By Riccel Kouns
We were going to be visiting “los invernaderos.” Translation: greenhouses. I had no idea what to expect. Our professor Dr. Kelly Comfort told us we would be driving through “un mar de plastico” or a sea of plastic. Initially when thinking about greenhouses I imagined giant glass buildings and an abyss of green from the ground to the ceiling. I soon found out that this was not going to be the case. I saw a picture where you could see nothing but white rectangles for miles. I thought salt mines? Landfills? I was completely wrong. We were going to be visiting greenhouses made of plastic and those white figures were the roofs of each house.
Inside an “invernadero”
We drove to Almeria, a region in the south of Spain near Granada. We spent the day learning about the trials and tribulations of these established greenhouse communities. On the negative side, there is an abundance of unsightly white buildings along the coast that drive away tourists. Immigrants from Eastern Europe and Africa have flocked to the South seeking work but have instead found racism and prejudice. The structures themselves are semi-environmentally friendly at best. They put a strain on water resources in a region that does not have much access to water and used lots of plastic in construction.
On the other hand, the harvests from the greenhouses continue to spur the economy. Farmers can have between two to three harvests a year. Due to painting the buildings white, the average temperature in the region has lowered by about 2 degrees. Despite the lack of water, farmers are inventing new irrigation systems that would use sensors and crops would receive water only when sensors deemed it necessary. Farmers also are easing away from chemicals and pesticides and using natural solutions to eliminate pests with a practice called biological control.
At the end of the day we toured Clisol, one of the most innovative “invernaderos.” The greenhouse property is run by an energetic woman, passionate about the care and success of her farm. She gained ownership from her father, who had received it from his father, and she was in the works of training one of her sons to take over when the time came. She reminisced about her youth when she was excused from school to work in the farms. Grueling work she told us. It was the family’s livelihood. If the farm was unsuccessful they would not be able to eat or get their basic needs.

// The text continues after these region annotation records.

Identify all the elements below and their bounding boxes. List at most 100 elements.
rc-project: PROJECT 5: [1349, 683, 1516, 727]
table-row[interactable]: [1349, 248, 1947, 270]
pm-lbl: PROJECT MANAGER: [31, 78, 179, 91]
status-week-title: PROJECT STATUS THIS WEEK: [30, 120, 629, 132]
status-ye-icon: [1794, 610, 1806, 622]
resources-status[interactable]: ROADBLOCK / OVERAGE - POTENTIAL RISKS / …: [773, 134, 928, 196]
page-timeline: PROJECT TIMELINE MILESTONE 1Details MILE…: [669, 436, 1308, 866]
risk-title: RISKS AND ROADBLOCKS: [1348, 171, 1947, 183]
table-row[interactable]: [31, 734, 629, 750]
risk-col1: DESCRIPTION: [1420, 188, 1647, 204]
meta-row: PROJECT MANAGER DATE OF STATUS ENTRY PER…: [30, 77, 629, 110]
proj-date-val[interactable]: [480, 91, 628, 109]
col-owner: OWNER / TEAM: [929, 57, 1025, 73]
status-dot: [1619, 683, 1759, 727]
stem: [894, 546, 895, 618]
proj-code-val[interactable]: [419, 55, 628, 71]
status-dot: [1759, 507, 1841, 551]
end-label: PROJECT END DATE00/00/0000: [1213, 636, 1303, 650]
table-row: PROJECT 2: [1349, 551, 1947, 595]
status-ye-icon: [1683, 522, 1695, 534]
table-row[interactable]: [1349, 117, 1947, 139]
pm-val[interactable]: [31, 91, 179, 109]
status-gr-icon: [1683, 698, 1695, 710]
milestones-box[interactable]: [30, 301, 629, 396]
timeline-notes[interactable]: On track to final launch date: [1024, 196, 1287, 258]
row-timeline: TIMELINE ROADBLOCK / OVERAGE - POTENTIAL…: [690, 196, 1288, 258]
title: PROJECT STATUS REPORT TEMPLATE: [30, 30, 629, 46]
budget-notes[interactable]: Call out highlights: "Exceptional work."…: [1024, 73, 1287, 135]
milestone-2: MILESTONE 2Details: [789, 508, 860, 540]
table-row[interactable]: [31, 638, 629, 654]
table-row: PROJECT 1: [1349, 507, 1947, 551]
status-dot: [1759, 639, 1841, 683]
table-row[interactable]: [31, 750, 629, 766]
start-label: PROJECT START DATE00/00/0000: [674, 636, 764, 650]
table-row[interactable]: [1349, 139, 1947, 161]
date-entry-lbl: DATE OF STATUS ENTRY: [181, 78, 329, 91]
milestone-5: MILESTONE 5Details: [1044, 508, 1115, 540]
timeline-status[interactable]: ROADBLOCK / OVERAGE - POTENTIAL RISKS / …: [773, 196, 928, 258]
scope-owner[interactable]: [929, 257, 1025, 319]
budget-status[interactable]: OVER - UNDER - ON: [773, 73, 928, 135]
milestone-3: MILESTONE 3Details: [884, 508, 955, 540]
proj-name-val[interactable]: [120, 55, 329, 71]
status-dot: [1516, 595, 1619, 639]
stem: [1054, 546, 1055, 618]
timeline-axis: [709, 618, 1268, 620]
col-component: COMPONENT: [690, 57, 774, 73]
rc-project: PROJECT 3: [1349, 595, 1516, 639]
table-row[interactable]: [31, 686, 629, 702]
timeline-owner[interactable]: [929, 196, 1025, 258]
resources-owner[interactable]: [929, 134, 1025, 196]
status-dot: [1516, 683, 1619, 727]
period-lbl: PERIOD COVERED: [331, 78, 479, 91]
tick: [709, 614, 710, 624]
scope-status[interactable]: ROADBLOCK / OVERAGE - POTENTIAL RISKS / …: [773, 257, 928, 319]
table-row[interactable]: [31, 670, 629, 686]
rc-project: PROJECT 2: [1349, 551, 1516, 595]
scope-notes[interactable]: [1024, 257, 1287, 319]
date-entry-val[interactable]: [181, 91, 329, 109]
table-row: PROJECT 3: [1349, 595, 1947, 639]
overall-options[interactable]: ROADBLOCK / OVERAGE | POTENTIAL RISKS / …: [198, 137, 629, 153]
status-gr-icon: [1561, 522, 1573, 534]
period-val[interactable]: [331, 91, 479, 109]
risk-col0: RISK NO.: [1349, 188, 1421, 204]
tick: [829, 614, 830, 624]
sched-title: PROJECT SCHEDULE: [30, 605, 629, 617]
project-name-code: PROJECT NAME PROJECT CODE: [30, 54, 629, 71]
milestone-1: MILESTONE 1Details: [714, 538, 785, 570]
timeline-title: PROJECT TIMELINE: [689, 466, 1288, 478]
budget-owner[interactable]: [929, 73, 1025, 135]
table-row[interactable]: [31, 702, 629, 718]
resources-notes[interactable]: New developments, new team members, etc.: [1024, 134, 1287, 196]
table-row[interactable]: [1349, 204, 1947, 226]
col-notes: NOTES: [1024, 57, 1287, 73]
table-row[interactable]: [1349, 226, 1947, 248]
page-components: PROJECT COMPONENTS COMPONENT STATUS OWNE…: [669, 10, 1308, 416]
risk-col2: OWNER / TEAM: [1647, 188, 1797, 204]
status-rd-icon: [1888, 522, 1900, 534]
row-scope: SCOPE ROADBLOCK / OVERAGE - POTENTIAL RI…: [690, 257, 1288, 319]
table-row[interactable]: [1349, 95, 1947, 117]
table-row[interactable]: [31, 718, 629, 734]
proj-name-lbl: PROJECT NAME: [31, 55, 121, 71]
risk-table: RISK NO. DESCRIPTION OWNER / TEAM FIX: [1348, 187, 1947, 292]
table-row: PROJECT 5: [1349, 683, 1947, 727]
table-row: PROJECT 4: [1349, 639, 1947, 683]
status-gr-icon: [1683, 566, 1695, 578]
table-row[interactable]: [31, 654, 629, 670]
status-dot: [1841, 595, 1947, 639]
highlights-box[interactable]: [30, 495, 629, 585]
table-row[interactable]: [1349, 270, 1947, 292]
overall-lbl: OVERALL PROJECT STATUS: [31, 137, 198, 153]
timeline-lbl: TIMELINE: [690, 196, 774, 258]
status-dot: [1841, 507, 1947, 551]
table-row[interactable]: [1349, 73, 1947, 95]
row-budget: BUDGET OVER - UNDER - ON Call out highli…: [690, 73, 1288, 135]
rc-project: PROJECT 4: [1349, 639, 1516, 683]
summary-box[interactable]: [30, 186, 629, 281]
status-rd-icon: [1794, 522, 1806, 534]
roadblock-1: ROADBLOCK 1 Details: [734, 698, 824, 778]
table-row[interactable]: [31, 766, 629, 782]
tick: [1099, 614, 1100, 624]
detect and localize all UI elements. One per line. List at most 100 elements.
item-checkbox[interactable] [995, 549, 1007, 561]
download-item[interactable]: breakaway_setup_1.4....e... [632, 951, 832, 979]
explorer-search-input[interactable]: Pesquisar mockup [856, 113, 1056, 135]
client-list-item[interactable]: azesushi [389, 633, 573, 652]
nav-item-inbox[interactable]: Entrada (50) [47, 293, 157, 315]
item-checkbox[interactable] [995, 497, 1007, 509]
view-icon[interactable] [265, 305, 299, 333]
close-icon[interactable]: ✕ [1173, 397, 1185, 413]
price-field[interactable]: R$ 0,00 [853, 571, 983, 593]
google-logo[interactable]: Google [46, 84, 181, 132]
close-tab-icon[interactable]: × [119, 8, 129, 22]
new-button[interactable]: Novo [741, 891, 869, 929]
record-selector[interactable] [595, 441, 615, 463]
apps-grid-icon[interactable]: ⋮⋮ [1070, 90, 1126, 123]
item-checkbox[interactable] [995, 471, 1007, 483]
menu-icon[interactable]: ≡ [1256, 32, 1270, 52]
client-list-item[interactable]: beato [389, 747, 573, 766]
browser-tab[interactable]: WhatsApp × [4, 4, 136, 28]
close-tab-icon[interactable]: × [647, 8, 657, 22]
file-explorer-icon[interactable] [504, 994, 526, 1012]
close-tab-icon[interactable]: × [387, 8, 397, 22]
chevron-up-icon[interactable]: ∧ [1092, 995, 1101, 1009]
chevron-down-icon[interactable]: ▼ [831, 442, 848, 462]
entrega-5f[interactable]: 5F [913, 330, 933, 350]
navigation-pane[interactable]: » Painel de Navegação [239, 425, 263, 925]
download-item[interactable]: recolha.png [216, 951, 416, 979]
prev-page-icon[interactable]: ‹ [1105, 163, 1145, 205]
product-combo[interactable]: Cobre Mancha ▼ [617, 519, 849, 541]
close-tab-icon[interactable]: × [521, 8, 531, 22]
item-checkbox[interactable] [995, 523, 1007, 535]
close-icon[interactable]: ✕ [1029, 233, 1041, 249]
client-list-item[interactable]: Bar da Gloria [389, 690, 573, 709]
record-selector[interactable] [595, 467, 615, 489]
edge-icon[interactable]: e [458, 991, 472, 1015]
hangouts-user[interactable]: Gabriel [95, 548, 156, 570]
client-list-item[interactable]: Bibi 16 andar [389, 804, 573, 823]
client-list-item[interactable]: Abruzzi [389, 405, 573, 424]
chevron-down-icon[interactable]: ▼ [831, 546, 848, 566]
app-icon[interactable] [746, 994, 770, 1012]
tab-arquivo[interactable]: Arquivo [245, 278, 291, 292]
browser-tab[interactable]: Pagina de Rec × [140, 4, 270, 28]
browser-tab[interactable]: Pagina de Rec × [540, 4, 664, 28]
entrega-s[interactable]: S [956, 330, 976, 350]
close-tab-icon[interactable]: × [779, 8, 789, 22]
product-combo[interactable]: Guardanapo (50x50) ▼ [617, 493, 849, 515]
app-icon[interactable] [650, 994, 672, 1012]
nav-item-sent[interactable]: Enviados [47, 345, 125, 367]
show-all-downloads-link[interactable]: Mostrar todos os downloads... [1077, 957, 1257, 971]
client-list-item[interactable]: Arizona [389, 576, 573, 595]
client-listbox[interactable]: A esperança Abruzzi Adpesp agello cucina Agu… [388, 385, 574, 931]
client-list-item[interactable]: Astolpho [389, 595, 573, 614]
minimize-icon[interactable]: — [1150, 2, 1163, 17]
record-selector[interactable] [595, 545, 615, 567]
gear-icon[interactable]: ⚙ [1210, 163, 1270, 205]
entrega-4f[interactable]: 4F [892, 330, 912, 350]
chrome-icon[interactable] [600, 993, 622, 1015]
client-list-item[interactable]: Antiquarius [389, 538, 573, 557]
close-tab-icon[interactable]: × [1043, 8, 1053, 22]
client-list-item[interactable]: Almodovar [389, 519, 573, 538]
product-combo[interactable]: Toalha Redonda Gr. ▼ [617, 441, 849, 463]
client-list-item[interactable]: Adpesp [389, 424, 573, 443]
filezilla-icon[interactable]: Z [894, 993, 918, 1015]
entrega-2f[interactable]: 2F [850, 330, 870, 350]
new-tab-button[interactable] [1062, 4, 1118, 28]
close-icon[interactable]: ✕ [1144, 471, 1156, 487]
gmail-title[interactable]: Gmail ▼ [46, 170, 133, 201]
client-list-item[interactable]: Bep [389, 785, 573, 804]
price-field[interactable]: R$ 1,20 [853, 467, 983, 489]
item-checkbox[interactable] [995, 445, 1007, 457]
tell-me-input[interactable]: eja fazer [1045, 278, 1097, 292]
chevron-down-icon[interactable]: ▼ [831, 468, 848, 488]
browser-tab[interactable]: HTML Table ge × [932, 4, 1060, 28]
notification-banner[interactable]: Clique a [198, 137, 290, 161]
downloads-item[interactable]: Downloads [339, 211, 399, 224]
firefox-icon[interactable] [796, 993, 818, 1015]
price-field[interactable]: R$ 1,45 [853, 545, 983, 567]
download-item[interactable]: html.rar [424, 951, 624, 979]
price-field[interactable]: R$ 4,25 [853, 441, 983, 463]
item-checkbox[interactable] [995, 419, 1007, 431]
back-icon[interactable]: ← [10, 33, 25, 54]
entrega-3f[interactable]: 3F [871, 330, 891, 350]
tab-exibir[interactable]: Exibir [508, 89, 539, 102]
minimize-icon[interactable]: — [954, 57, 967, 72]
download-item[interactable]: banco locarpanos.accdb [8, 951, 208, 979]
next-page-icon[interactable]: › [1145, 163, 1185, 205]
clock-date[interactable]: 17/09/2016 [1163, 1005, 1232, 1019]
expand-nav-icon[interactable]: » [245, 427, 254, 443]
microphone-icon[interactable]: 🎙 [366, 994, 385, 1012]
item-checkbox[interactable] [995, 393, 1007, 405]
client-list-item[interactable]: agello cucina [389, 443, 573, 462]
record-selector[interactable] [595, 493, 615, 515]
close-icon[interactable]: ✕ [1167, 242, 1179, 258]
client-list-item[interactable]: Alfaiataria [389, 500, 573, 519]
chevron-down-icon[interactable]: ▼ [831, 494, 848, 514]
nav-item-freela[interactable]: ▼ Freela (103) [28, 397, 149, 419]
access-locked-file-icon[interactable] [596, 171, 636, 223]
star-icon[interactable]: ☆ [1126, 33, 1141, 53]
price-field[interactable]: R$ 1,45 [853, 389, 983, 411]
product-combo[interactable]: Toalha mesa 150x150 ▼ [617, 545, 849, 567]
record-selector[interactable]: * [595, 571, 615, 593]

It was mind boggling because growing up scholarly education was enforced upon me. However, this woman had a different kind of education. She learned to be an entrepreneur, an environmentalist, a scientist, a public speaker, and much more. She was inspiring and visiting the greenhouses gave me insight into a potential career path.
We visited greenhouses that were in the process of regenerating heat, eliminating a plight, and producing some amazingly delicious cherry tomatoes. I am a foodie and will forever love the concept of farm to table. I was living the life, walking around a vegetable heaven! “Pick and eat whatever you want” she cooed. She did not have to tell me twice. At the end of the tour we sampled a spread of the fruits of her labor, which consisted of tomatoes, peppers, watermelon, and cucumbers.
It was “una experiencia inolvidable”- an unforgettable experience. Maybe I am disillusioned by delicious food and my preconceived notion of a farmer’s lifestyle, but I hope to have my own “invernadero” in the south of Spain one day. I want to be able to promote sustainability and provide fresh healthy food for the community. Until then, I will just appreciate a good tomato when I eat one.